As a kid, Easter meant family. We would pile in the car and drive through the desert to see my grandmother, cousins, aunts, uncles, and friends. We would have an Easter egg hunt under the bright blue Arizona sky in the tiny park across the street from her house. Then we would eat a huge meal before going home.
It was the same every year for as long as I can remember. Now that I have kids, we don’t live near my sister and brothers so our kids can’t hunt Easter eggs together. Since moving to Los Angeles we’ve created our own version of Family and started our own traditions.
For several years now, we’ve spent Easter not in a house, a church or a restaurant, but at a campground. We get the same spot by the beach in Southern California with beautiful sunsets and sometimes not ideal weather. It started out with just a few families and now has grown to be many adults and dozens of kids. We’ve added new babies to the group, and watched our kids grow up and grow closer together.
They’ve learned to roast marshmallows, ride bikes, and find ways to get one of the parents to buy everyone ice cream. This year what blew me away was how independent the kids are getting. I’ve said how it breaks my heart a little that my boys, who are 7 and 9, don’t need as many hugs and kisses as they did when they were little, but on this trip I hardly saw them. Forget about hugs, they wanted very little to do with me.
Don’t get me wrong, I loved having time to read a book, talk to friends, and do yoga by the beach with the ladies. But while they’re growing closer to friends they’re finding me much less interesting.
At the end of every Easter weekend we do an Easter Egg hunt at the campground no matter how cold it is that morning or how disgusting we feel from days of camping. This year we had 20 kids at the campground all anxiously awaiting their loot. For my kids, the jig was up long ago. My younger son took me aside last week to tell me he had a secret that he’d never told anyone; “I know you and the other parents hide the eggs. There’s no Easter Bunny. ” I told him that was ridiculous and of course there was an Easter Bunny, “Who do you think lays the plastic eggs?” He looked at me like I was some kind of idiot.
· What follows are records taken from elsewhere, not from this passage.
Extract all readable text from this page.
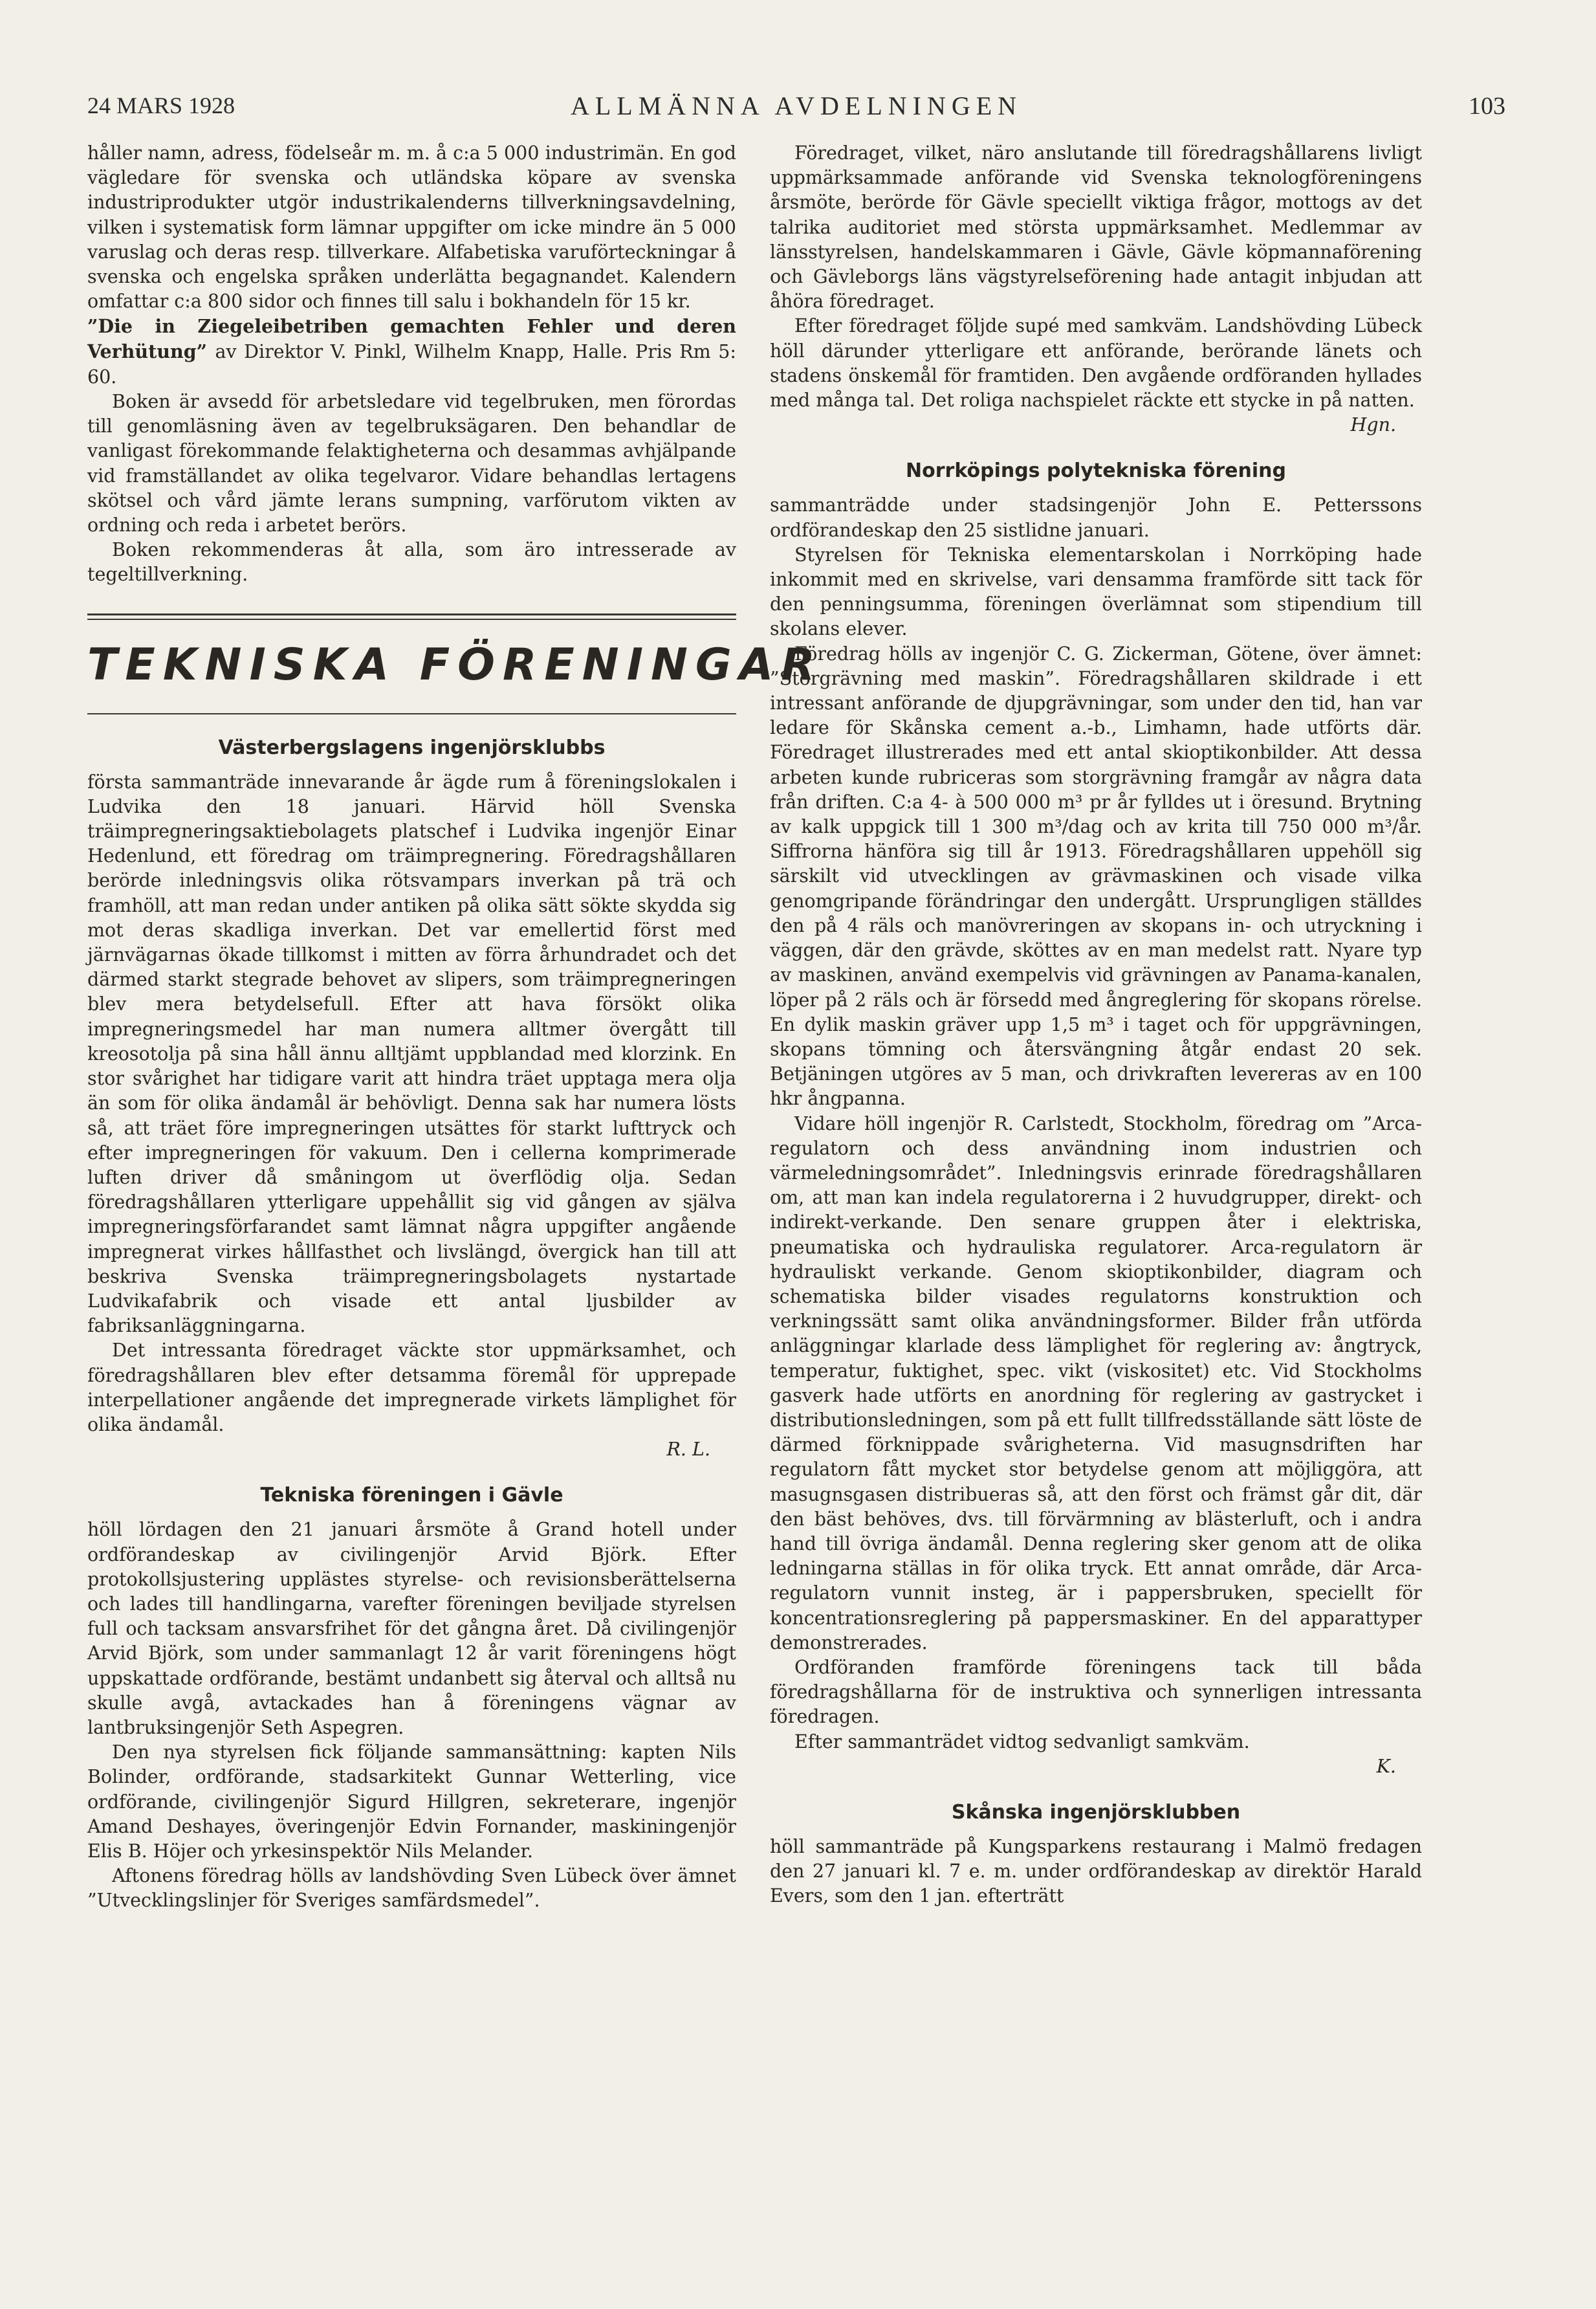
24 MARS 1928	ALLMÄNNA AVDELNINGEN	103

håller namn, adress, födelseår m. m. å c:a 5 000 industrimän. En god vägledare för svenska och utländska köpare av svenska industriprodukter utgör industrikalenderns tillverkningsavdelning, vilken i systematisk form lämnar uppgifter om icke mindre än 5 000 varuslag och deras resp. tillverkare. Alfabetiska varuförteckningar å svenska och engelska språken underlätta begagnandet. Kalendern omfattar c:a 800 sidor och finnes till salu i bokhandeln för 15 kr.

”Die in Ziegeleibetriben gemachten Fehler und deren Verhütung” av Direktor V. Pinkl, Wilhelm Knapp, Halle. Pris Rm 5: 60.

Boken är avsedd för arbetsledare vid tegelbruken, men förordas till genomläsning även av tegelbruksägaren. Den behandlar de vanligast förekommande felaktigheterna och desammas avhjälpande vid framställandet av olika tegelvaror. Vidare behandlas lertagens skötsel och vård jämte lerans sumpning, varförutom vikten av ordning och reda i arbetet berörs.

Boken rekommenderas åt alla, som äro intresserade av tegeltillverkning.

TEKNISKA FÖRENINGAR
Västerbergslagens ingenjörsklubbs

första sammanträde innevarande år ägde rum å föreningslokalen i Ludvika den 18 januari. Härvid höll Svenska träimpregneringsaktiebolagets platschef i Ludvika ingenjör Einar Hedenlund, ett föredrag om träimpregnering. Föredragshållaren berörde inledningsvis olika rötsvampars inverkan på trä och framhöll, att man redan under antiken på olika sätt sökte skydda sig mot deras skadliga inverkan. Det var emellertid först med järnvägarnas ökade tillkomst i mitten av förra århundradet och det därmed starkt stegrade behovet av slipers, som träimpregneringen blev mera betydelsefull. Efter att hava försökt olika impregneringsmedel har man numera alltmer övergått till kreosotolja på sina håll ännu alltjämt uppblandad med klorzink. En stor svårighet har tidigare varit att hindra träet upptaga mera olja än som för olika ändamål är behövligt. Denna sak har numera lösts så, att träet före impregneringen utsättes för starkt lufttryck och efter impregneringen för vakuum. Den i cellerna komprimerade luften driver då småningom ut överflödig olja. Sedan föredragshållaren ytterligare uppehållit sig vid gången av själva impregneringsförfarandet samt lämnat några uppgifter angående impregnerat virkes hållfasthet och livslängd, övergick han till att beskriva Svenska träimpregneringsbolagets nystartade Ludvikafabrik och visade ett antal ljusbilder av fabriksanläggningarna.

Det intressanta föredraget väckte stor uppmärksamhet, och föredragshållaren blev efter detsamma föremål för upprepade interpellationer angående det impregnerade virkets lämplighet för olika ändamål.

R. L.

Tekniska föreningen i Gävle

höll lördagen den 21 januari årsmöte å Grand hotell under ordförandeskap av civilingenjör Arvid Björk. Efter protokollsjustering upplästes styrelse- och revisionsberättelserna och lades till handlingarna, varefter föreningen beviljade styrelsen full och tacksam ansvarsfrihet för det gångna året. Då civilingenjör Arvid Björk, som under sammanlagt 12 år varit föreningens högt uppskattade ordförande, bestämt undanbett sig återval och alltså nu skulle avgå, avtackades han å föreningens vägnar av lantbruksingenjör Seth Aspegren.

Den nya styrelsen fick följande sammansättning: kapten Nils Bolinder, ordförande, stadsarkitekt Gunnar Wetterling, vice ordförande, civilingenjör Sigurd Hillgren, sekreterare, ingenjör Amand Deshayes, överingenjör Edvin Fornander, maskiningenjör Elis B. Höjer och yrkesinspektör Nils Melander.

Aftonens föredrag hölls av landshövding Sven Lübeck över ämnet ”Utvecklingslinjer för Sveriges samfärdsmedel”.

Föredraget, vilket, näro anslutande till föredragshållarens livligt uppmärksammade anförande vid Svenska teknologföreningens årsmöte, berörde för Gävle speciellt viktiga frågor, mottogs av det talrika auditoriet med största uppmärksamhet. Medlemmar av länsstyrelsen, handelskammaren i Gävle, Gävle köpmannaförening och Gävleborgs läns vägstyrelseförening hade antagit inbjudan att åhöra föredraget.

Efter föredraget följde supé med samkväm. Landshövding Lübeck höll därunder ytterligare ett anförande, berörande länets och stadens önskemål för framtiden. Den avgående ordföranden hyllades med många tal. Det roliga nachspielet räckte ett stycke in på natten.

Hgn.

Norrköpings polytekniska förening

sammanträdde under stadsingenjör John E. Petterssons ordförandeskap den 25 sistlidne januari.

Styrelsen för Tekniska elementarskolan i Norrköping hade inkommit med en skrivelse, vari densamma framförde sitt tack för den penningsumma, föreningen överlämnat som stipendium till skolans elever.

Föredrag hölls av ingenjör C. G. Zickerman, Götene, över ämnet: ”Storgrävning med maskin”. Föredragshållaren skildrade i ett intressant anförande de djupgrävningar, som under den tid, han var ledare för Skånska cement a.-b., Limhamn, hade utförts där. Föredraget illustrerades med ett antal skioptikonbilder. Att dessa arbeten kunde rubriceras som storgrävning framgår av några data från driften. C:a 4- à 500 000 m³ pr år fylldes ut i öresund. Brytning av kalk uppgick till 1 300 m³/dag och av krita till 750 000 m³/år. Siffrorna hänföra sig till år 1913. Föredragshållaren uppehöll sig särskilt vid utvecklingen av grävmaskinen och visade vilka genomgripande förändringar den undergått. Ursprungligen ställdes den på 4 räls och manövreringen av skopans in- och utryckning i väggen, där den grävde, sköttes av en man medelst ratt. Nyare typ av maskinen, använd exempelvis vid grävningen av Panama-kanalen, löper på 2 räls och är försedd med ångreglering för skopans rörelse. En dylik maskin gräver upp 1,5 m³ i taget och för uppgrävningen, skopans tömning och återsvängning åtgår endast 20 sek. Betjäningen utgöres av 5 man, och drivkraften levereras av en 100 hkr ångpanna.

Vidare höll ingenjör R. Carlstedt, Stockholm, föredrag om ”Arca-regulatorn och dess användning inom industrien och värmeledningsområdet”. Inledningsvis erinrade föredragshållaren om, att man kan indela regulatorerna i 2 huvudgrupper, direkt- och indirekt-verkande. Den senare gruppen åter i elektriska, pneumatiska och hydrauliska regulatorer. Arca-regulatorn är hydrauliskt verkande. Genom skioptikonbilder, diagram och schematiska bilder visades regulatorns konstruktion och verkningssätt samt olika användningsformer. Bilder från utförda anläggningar klarlade dess lämplighet för reglering av: ångtryck, temperatur, fuktighet, spec. vikt (viskositet) etc. Vid Stockholms gasverk hade utförts en anordning för reglering av gastrycket i distributionsledningen, som på ett fullt tillfredsställande sätt löste de därmed förknippade svårigheterna. Vid masugnsdriften har regulatorn fått mycket stor betydelse genom att möjliggöra, att masugnsgasen distribueras så, att den först och främst går dit, där den bäst behöves, dvs. till förvärmning av blästerluft, och i andra hand till övriga ändamål. Denna reglering sker genom att de olika ledningarna ställas in för olika tryck. Ett annat område, där Arca-regulatorn vunnit insteg, är i pappersbruken, speciellt för koncentrationsreglering på pappersmaskiner. En del apparattyper demonstrerades.

Ordföranden framförde föreningens tack till båda föredragshållarna för de instruktiva och synnerligen intressanta föredragen.

Efter sammanträdet vidtog sedvanligt samkväm.

K.

Skånska ingenjörsklubben

höll sammanträde på Kungsparkens restaurang i Malmö fredagen den 27 januari kl. 7 e. m. under ordförandeskap av direktör Harald Evers, som den 1 jan. efterträtt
This year at about 4 a.m. Sunday morning, it started pouring. Not a misty drizzle like we experience every year, but a downpour that lasted for hours. No Easter egg hunt, just cranky parents packing up wet and muddy gear to go home.
When we finally got back to our warm dry house, I quickly put together a little something for my boys. Just a basket with a few pieces of candy meant for the egg hunt plus a $3 minifigure Lego pack. I told them that Easter Bunny left it for them while we were gone.
They both smiled big and gave me a big hug. They may be too old for the Easter Bunny, but they’re never too old for tradition.